The U.K. Office Of Fair Trading has referred the proposed Live Nation-Ticketmaster merger to the U.K.’s Competition Commission, which means there should be a ruling on it by the end of November.
The OFT is worried because it could lead to the new U.S. giant having too much of the market.
LN U.K. President Paul Latham wouldn’t comment beyond saying he’s still confident the company has a strong case.
In August 2006 the OFT took the same decision over LN-Gaiety’s purchase of roughly half of Academy Music Group.
The OFT has a duty to make a reference to the CC if it believes a merger may result in a substantial lessening of competition within any market in the United Kingdom.
Under the 2002 Enterprise Act, a relevant merger situation is created if two or more enterprises have ceased to be distinct enterprises; and the value of the turnover in the United Kingdom of the enterprise being taken over exceeds £70 million; or as a result of the transaction, in relation to the supply of goods or services of any description, a 25 percent share of supply in the U.K. (or a substantial part thereof) is created or enhanced.
The Competition Commission has a statutory commitment to give a ruling within 24 weeks, which would expire at the end of November.
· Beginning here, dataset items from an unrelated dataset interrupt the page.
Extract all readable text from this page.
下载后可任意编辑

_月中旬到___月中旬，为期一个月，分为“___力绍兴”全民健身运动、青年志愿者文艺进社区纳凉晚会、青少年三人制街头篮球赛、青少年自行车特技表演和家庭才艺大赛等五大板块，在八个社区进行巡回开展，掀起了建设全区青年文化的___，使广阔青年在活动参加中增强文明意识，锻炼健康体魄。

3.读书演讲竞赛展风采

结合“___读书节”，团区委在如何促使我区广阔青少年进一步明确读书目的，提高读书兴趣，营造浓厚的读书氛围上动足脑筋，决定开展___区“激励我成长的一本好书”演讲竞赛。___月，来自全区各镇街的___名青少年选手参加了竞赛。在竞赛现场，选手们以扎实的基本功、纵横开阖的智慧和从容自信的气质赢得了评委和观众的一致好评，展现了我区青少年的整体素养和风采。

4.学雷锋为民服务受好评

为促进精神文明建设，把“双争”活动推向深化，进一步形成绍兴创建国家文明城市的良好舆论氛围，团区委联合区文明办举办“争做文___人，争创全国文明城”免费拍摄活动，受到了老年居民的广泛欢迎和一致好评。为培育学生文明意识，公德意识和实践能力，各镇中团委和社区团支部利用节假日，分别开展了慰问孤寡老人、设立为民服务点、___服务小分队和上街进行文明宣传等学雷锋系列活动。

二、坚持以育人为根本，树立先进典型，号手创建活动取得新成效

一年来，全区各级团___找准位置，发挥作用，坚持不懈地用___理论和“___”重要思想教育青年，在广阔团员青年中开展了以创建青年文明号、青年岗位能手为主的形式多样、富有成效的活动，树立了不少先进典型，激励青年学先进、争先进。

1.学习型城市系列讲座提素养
That period can be extended if it determines there are special reasons why the report cannot be published within that time.
Echoing the German stock market when the news of the proposed merger first broke, one of the OFT’s main concerns is that it will marginalise CTS Eventim’s position in the market.
“In referring the merger to the CC, the OFT believes that there is a realistic prospect of a substantial lessening of competition resulting from the proposed merger, because of the prospect that CTS will withdraw from the U.K. market,” said a note posted on the OFT Web site June 10.
“Even if CTS were to remain in the market, the test for reference would still be met because of the prospect that its competitive strength could be significantly reduced without the full benefit of its arrangement with Live Nation,” the note continued.
The OFT is also concerned the proposed merger raises a concern about whether Ticketmaster’s key position in the ticketing market could lead to the new company restricting competition in the promotion of live music events, such as through limiting access by rival promoters to ticket agent services.
“Live music is a fast growing industry, currently worth around £1.9 billion a year. We expected CTS’s entry, through its contract with Live Nation, to be an important new competitive dynamic in the U.K. ticketing market,” the OFT notice continued. “The proposed merger risks undermining this by potentially prompting the exit of what would likely have been a third large player from the U.K., or at least significantly stunting its effectiveness.”
Ticketmaster responded with the following statement: “Today’s referral … is a standard part of a full regulatory review of our transaction, and we are confident that after the Commission completes its work, they will conclude that it meets the criteria for final clearance.
“We look forward to demonstrating how the joining of Live Nation and Ticketmaster will bring about a better approach to live entertainment events, creating greater choice and access for fans and artists while providing much-needed growth to the highly competitive and dynamic entertainment industry.
“Live Nation and Ticketmaster will cooperate fully with the Competition Commission as it reviews the merits of our proposed merger.”